Several gas stations on the East Coast are running out of fuel, and thousands of people are stranded in airports because of Hurricane Sandy. But how are those impacts trickling down to Central Oregon?
There is some good news for us here on the High Desert. The people NewsChannel 21 talked with Tuesday say Sandy won't affect your wallet, or even the prices at the gas station. But the one thing it could affect: your travel plans.
For the first time since 1888, the New York Stock Exchange has been closed for two consecutive days (but plans to reopen Wednesday).
"We could be trading right now electronically, which would not have involved anybody coming into the floor itself," said Bill Valentine of Valentine Ventures in Bend.
Valentine said the tradition of people buying, selling and trading on the floor is sacred.
The stock exchange closed for one day after the 9/11 terrorist attacks, and that disrupted the market for a few days.
But within a month, the stock market had recovered.
This event won't do much, most agree.
"I would expect that this would be a smaller scale of that," Valentine said. "We will have a slight sell-off tomorrow and it may last the whole day, it may not."
Valentine said few here will even notice.
"I don't believe that there will be much of an economic affect locally," Valentine said. "Unless you have direct commercial relationships with the East Coast or are traveling there."
But Sandy has had a dramatic impact on travel, thousands of flights are still cancelled.
"It could take a few days even if not a couple of weeks before all of these folks are able to work their way through the system," said Marie Dodds, AAA Oregon-Idaho spokeswoman.
Dodds says if you have travel plans in the next couple of days or even in the next week, be sure to check with your airline.
You may have to make alternate plans and be flexible.
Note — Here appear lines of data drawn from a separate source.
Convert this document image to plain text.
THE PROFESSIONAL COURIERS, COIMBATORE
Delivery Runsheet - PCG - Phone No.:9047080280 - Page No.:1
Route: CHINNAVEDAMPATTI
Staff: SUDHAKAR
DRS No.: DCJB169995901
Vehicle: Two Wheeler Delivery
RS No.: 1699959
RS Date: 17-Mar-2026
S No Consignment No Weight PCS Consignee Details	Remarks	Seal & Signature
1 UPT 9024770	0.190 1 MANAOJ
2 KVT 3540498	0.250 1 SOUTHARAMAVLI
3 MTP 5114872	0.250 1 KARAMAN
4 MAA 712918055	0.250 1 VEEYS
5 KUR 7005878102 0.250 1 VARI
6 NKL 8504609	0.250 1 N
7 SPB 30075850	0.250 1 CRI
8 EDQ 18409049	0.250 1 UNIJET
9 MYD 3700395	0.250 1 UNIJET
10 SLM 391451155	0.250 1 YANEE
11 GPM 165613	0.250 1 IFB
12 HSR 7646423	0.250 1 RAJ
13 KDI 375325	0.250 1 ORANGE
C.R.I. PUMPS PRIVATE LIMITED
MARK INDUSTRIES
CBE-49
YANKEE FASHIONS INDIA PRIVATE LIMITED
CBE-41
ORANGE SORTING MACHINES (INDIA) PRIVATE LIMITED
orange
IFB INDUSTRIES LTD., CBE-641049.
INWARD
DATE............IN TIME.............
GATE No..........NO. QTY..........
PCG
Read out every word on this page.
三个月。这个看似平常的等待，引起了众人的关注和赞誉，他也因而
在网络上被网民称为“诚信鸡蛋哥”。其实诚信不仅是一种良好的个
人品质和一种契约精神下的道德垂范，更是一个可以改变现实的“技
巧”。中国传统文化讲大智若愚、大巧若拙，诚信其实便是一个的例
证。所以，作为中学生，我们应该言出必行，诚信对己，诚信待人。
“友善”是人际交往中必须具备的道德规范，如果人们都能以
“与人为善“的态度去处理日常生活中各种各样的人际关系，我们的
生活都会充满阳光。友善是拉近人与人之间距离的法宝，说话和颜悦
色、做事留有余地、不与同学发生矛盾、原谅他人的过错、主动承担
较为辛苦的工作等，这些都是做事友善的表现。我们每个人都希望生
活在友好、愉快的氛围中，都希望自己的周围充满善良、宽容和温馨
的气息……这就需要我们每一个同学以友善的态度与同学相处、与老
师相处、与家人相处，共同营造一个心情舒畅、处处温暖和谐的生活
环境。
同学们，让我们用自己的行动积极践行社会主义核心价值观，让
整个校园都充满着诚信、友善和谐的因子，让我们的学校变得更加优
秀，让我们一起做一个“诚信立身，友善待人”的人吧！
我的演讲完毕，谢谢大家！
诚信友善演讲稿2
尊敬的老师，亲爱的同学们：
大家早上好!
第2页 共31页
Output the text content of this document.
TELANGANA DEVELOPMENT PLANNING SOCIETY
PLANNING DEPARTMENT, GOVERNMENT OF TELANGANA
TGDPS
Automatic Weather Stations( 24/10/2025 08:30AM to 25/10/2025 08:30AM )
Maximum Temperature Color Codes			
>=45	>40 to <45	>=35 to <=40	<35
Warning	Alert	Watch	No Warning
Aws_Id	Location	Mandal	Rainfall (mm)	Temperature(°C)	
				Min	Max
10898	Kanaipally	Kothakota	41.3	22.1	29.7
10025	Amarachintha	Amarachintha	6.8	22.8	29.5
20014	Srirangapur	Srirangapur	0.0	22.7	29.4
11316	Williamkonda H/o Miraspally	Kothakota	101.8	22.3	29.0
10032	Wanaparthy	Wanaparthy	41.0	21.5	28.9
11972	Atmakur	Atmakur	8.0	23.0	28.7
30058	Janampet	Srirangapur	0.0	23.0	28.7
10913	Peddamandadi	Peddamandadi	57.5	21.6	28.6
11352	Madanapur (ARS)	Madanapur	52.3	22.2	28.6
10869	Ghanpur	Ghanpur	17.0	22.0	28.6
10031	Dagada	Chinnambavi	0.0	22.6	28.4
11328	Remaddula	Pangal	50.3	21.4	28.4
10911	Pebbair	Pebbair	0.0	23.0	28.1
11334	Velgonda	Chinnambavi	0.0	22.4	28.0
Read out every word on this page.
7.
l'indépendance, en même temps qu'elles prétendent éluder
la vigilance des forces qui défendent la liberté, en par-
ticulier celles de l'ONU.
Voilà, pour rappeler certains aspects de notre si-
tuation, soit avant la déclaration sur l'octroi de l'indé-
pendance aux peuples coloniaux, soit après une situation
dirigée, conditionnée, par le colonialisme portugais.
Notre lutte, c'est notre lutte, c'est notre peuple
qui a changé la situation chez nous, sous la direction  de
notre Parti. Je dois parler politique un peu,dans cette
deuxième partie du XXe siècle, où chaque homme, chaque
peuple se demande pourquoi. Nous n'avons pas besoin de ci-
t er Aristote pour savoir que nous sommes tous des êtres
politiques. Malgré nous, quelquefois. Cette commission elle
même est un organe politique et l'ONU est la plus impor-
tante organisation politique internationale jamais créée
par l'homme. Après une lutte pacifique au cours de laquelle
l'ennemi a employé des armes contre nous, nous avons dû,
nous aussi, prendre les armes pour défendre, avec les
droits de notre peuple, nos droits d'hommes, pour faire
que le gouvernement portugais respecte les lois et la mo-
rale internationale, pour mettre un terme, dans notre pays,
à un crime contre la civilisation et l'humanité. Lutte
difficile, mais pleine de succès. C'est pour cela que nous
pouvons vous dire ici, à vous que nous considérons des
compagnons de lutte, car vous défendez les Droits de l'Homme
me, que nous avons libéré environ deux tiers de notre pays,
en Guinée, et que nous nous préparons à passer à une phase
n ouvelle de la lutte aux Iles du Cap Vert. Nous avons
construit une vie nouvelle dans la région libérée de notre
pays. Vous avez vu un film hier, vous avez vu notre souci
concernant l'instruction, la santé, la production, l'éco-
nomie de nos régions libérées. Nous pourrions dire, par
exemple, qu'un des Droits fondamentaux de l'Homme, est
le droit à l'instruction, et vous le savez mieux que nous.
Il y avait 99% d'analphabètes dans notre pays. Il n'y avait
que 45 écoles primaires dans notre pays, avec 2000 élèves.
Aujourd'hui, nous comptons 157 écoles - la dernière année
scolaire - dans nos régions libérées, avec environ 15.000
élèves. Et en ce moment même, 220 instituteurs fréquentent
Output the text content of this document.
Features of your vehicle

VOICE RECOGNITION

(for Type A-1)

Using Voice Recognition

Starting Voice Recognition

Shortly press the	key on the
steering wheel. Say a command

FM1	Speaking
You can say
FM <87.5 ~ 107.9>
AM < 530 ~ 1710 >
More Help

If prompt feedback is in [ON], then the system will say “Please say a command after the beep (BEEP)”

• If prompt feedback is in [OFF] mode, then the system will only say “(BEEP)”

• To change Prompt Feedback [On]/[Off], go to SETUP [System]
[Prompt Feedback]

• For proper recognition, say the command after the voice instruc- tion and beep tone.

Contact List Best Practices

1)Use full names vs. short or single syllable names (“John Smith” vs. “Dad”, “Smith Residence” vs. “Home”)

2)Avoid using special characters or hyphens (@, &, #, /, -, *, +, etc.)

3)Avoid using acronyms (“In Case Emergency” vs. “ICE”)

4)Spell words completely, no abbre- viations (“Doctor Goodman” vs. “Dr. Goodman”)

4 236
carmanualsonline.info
"When you have thousands of people stuck at airports like we are seeing right now, it could be a while before you are able to get on that flight," Dodds said.
Dodds said unlike Hurricane Issac and other hurricanes, Sandy is impacting an area that is a major consumer of gas, not a major producer.
"The demand destruction caused by the storm is likely more than offset the drop in production," Dodds said.
That means you shouldn't see prices increase at the gas pump here.
It might be hard to believe, but Valentine said the storm could have some positive economic benefits along the East Coast. Rebuilding will require thousands of workers, and businesses like Home Depot and other supply companies could see a big spike in business.
He also said city and county governments on the East Coast are sure to get federal financial help.